My rental house is on the Isle of Palms in a year-round, primarily locals, residential part of the island. This morning, I run down the beach further than usual because I have extra steam to let out, and I find myself in the expensive vacation home part of the island.

I stop and put my hands on my knees to rest and catch my breath. The wind burns my lungs as I take a few deep gulps of air. The weather in October can be unpredictable in Charleston, and this morning, it's cooler than expected.

I check out the mansion behind me while I steady my breathing. It's hard to believe these ginormous places are vacation homes and not someone's primary residence. There are three levels of porches spanning the width of the house and the entire side is made of glass, giving amazing ocean views, I'm sure. Its imposing size dominates the dunes. Why would anyone need this huge house?

As I survey this monstrosity, movement on the upper porch catches my eye. These houses are usually closed up in the off-season, so seeing a beautiful girl in a baggy Raleigh Renegades Hockey sweatshirt captures my attention. She leans against the rail, warms her hands with her coffee cup, and stares off into the horizon, watching the sunrise. I do a double take because if I didn't know better, that girl looks like Darcy Davidson, my best friend's sister.

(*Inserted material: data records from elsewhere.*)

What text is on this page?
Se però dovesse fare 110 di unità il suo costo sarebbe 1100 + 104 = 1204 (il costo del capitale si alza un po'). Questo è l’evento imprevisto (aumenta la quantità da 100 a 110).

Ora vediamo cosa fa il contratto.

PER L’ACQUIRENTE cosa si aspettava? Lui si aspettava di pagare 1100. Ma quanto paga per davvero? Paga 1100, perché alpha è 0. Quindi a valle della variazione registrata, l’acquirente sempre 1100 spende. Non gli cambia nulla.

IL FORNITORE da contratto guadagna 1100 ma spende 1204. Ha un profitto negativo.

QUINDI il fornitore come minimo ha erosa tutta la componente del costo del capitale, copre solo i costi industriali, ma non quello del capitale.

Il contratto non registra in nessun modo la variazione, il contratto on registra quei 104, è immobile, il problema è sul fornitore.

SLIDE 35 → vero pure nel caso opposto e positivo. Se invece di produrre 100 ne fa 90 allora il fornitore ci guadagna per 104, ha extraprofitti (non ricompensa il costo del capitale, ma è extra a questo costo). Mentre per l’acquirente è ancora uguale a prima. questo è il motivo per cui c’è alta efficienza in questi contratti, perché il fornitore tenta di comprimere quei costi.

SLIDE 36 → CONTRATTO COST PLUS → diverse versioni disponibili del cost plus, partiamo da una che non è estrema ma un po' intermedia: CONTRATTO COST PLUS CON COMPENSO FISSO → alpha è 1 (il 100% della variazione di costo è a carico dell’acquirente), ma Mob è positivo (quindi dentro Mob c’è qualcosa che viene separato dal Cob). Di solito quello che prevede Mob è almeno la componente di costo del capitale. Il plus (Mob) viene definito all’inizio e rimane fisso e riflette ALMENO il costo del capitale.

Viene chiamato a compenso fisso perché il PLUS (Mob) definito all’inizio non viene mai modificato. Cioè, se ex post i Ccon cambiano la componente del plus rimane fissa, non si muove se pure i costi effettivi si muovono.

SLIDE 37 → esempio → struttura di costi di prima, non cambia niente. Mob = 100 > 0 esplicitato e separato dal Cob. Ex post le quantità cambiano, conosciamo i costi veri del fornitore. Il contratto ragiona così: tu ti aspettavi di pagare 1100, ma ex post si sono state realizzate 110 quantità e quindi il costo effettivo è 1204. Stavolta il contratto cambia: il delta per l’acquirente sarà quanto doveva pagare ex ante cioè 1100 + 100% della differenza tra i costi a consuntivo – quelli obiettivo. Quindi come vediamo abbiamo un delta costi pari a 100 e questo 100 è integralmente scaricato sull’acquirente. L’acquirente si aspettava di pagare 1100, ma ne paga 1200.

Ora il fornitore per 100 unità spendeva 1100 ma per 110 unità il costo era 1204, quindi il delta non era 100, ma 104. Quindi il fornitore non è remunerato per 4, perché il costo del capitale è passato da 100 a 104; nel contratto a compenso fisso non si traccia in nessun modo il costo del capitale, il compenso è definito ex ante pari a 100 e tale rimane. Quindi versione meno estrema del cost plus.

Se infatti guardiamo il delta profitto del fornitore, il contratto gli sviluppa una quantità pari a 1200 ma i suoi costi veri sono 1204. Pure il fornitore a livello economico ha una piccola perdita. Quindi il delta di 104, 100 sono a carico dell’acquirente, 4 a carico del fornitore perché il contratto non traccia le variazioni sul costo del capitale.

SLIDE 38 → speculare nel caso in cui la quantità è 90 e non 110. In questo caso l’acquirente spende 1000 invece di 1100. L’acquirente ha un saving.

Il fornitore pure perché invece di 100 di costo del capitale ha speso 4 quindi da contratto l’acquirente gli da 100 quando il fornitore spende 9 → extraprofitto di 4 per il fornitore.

What would Darcy be doing at this big beach house so early in the morning? Maybe she spent the night with a friend? A girlfriend, my head tries to convince me. Darcy may be a senior in college, but I can't imagine she'd be with a guy old enough or rich enough to own a house like this.

Maybe my brain is playing tricks on me, and it's not even Darcy. I can't deny she's been on my mind since Cole's housewarming in Nashville a few weeks ago. And I promised Cole I'd check in on her and haven't done that yet. Fuck. Some best friend I am.

I automatically walk closer to the dunes to verify whether I'm going crazy. A tall, bearded guy walks out on the porch to join her. He leans his athletic body against the rail and bumps her shoulder. She laughs and takes a sip of her coffee. He reaches over and tucks a piece of dark hair behind her ear that has blown out of her messy bun.

I'm stuck, frozen in place, watching this interaction, and I realize I've become a fucking peeping tom. I'm watching my best friend's sister get cozy with Chance Fuller, NHL superstar, at the literal crack of dawn. My stomach rolls, and I feel like I might throw up.

Yeah, they were friendly when we were all together a few weeks ago in Nashville. I wasn't a fan of their playful banter, the way he tossed her over his shoulder, and I absolutely don't like what I see now. Could they be together?

There's no way. He's at least ten years older than her, and Cole would have a stroke to think they're hooking up. And honestly, I don't like the idea much at all, either. Darcy's relationship with Chance differs from Ashleigh's, so could she be fair game? After all, Ashleigh is the little sister of Chance's best friend, and we all know you can't be with your best friend's sister. It's rule number one of the bro code. The problem here is there is no bro code between Chance and Cole.

Chance puts his arm around her and leads her inside.

I don't like this in the slightest. Nope. Not at all.

Add it to the growing list of things making me uneasy. The real question is, what am I going to do about it?